The authors instead present ridge regression as a remedial measure. I implement below without comment using the {glmnet} package.
library(glmnet)
cvfit <- cv.glmnet(x = as.matrix(bf[,1:3]),
y = as.matrix(bf[,4]),
alpha = 0) # alpha = 0 means ridge regression
coef(cvfit, s = "lambda.min")
## 4 x 1 sparse Matrix of class "dgCMatrix"
## s1
## (Intercept) -10.0097587
## triceps 0.4358802
## thigh 0.4385841
## midarm -0.1183033
Compare these coefficients to model 4 above. Big difference. However ridge regression coefficients have no standard errors, and thus no test statistics or p-values.
Why was VIF so big? Turns out midarm is highly correlated with tricep and thigh together. In other words, it’s conditional association that is the problem. To investigate, regress midarm on tricep and thigh.
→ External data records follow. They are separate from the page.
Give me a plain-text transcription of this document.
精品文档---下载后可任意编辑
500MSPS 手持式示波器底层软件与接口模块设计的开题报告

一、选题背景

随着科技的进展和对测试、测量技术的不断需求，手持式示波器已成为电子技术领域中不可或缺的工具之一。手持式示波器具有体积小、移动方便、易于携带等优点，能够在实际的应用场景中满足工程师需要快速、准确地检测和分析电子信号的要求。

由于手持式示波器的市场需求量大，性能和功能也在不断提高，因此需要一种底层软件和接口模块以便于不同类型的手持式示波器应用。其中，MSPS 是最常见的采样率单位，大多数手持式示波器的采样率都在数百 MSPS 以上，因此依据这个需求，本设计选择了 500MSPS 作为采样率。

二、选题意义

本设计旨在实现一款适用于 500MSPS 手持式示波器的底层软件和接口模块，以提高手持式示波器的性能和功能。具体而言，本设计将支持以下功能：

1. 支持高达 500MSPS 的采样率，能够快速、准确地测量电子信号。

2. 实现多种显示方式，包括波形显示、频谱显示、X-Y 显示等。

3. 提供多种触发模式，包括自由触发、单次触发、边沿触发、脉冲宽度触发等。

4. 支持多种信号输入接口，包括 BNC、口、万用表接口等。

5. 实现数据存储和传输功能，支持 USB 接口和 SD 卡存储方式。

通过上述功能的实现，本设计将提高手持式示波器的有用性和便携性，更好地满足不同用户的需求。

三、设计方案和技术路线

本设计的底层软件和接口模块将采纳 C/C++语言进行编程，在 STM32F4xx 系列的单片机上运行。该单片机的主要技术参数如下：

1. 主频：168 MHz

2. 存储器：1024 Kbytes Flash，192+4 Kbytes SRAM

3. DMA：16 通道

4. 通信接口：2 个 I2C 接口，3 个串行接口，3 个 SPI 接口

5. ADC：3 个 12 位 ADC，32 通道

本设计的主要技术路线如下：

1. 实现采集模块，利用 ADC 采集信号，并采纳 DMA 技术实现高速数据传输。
mod <- lm(midarm ~ thigh + triceps, data = bf)
summary(mod)
##
## Call:
## lm(formula = midarm ~ thigh + triceps, data = bf)
##
## Residuals:
## Min 1Q Median 3Q Max
## -0.58200 -0.30625 0.02592 0.29526 0.56102
##
## Coefficients:
## Estimate Std. Error t value Pr(>|t|)
## (Intercept) 62.33083 1.23934 50.29 <2e-16 ***
## thigh -1.60850 0.04316 -37.26 <2e-16 ***
## triceps 1.88089 0.04498 41.82 <2e-16 ***
## ---
## Signif. codes: 0 '***' 0.001 '**' 0.01 '*' 0.05 '.' 0.1 ' ' 1
##
## Residual standard error: 0.377 on 17 degrees of freedom
## Multiple R-squared: 0.9904, Adjusted R-squared: 0.9893
## F-statistic: 880.7 on 2 and 17 DF, p-value: < 2.2e-16
Look at the R squared: 0.9904. It turns out that midarm can be almost perfectly predicted by thigh and triceps.
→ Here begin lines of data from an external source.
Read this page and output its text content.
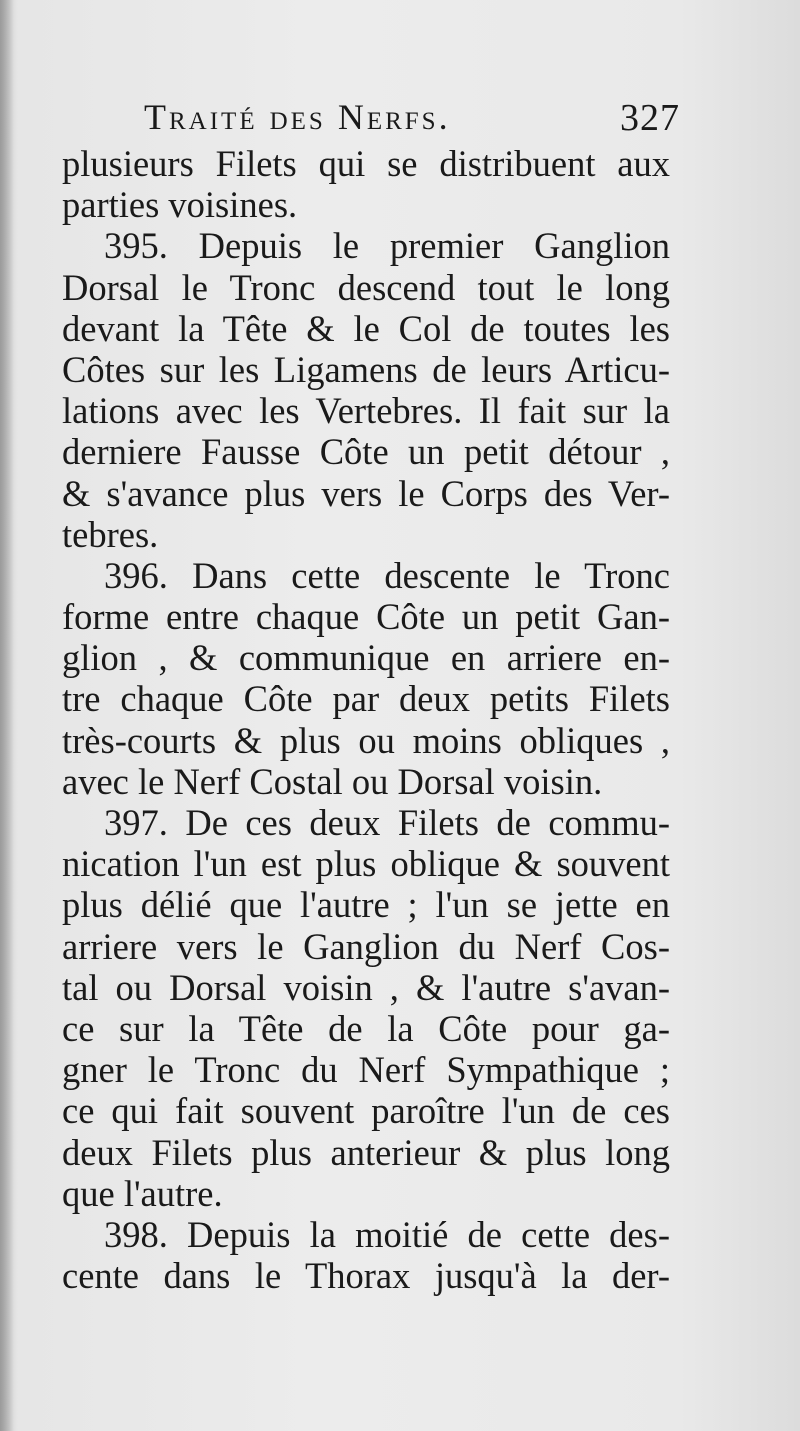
Traité des Nerfs.	327
plusieurs Filets qui se distribuent aux
parties voisines.
395. Depuis le premier Ganglion
Dorsal le Tronc descend tout le long
devant la Tête & le Col de toutes les
Côtes sur les Ligamens de leurs Articu-
lations avec les Vertebres. Il fait sur la
derniere Fausse Côte un petit détour ,
& s'avance plus vers le Corps des Ver-
tebres.
396. Dans cette descente le Tronc
forme entre chaque Côte un petit Gan-
glion , & communique en arriere en-
tre chaque Côte par deux petits Filets
très-courts & plus ou moins obliques ,
avec le Nerf Costal ou Dorsal voisin.
397. De ces deux Filets de commu-
nication l'un est plus oblique & souvent
plus délié que l'autre ; l'un se jette en
arriere vers le Ganglion du Nerf Cos-
tal ou Dorsal voisin , & l'autre s'avan-
ce sur la Tête de la Côte pour ga-
gner le Tronc du Nerf Sympathique ;
ce qui fait souvent paroître l'un de ces
deux Filets plus anterieur & plus long
que l'autre.
398. Depuis la moitié de cette des-
cente dans le Thorax jusqu'à la der-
plot(bf$midarm, mod$fitted.values)
Look again at the correlations of midarm with tripceps and thigh: 0.45 and 0.08.
cor(bf[,1:3])
## triceps thigh midarm
## triceps 1.0000000 0.9238425 0.4577772
## thigh 0.9238425 1.0000000 0.0846675
## midarm 0.4577772 0.0846675 1.0000000
Clearly simply looking pairwise correlations would not have detected this.
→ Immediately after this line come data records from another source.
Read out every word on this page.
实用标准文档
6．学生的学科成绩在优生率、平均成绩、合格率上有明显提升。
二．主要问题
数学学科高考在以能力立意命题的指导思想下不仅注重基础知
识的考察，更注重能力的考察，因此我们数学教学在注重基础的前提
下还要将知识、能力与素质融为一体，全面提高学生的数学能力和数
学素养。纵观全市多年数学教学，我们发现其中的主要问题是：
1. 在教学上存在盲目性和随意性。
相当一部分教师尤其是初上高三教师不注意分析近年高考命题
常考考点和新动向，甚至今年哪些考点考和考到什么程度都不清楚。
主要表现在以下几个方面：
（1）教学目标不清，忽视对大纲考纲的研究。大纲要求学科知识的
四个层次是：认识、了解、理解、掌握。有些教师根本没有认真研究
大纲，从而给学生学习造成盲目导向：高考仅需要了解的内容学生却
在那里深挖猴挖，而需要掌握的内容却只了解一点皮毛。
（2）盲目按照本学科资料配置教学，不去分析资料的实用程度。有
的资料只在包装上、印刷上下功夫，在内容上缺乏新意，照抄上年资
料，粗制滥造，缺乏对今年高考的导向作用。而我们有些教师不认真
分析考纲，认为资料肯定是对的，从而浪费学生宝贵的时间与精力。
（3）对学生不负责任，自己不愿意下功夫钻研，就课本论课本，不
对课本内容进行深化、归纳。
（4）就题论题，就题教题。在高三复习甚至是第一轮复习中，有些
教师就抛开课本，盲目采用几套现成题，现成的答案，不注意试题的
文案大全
Richard McElreath has this to say in Chapter 6 of his book Statistical Rethinking:
“In the scientific literature, you might encounter a variety of dodgy ways of coping with multicollinearity. Few of them take a causal perspective. Some fields actually teach students to inspect pairwise correlations before fitting a model, to identify and drop highly correlated predictors. This is a mistake. Pairwise correlations are not the problem. It is the conditional associations — not correlations — that matter. And even then, the right thing to do will depend upon what is causing the collinearity. The associations within the data alone are not enough to decide what to do.”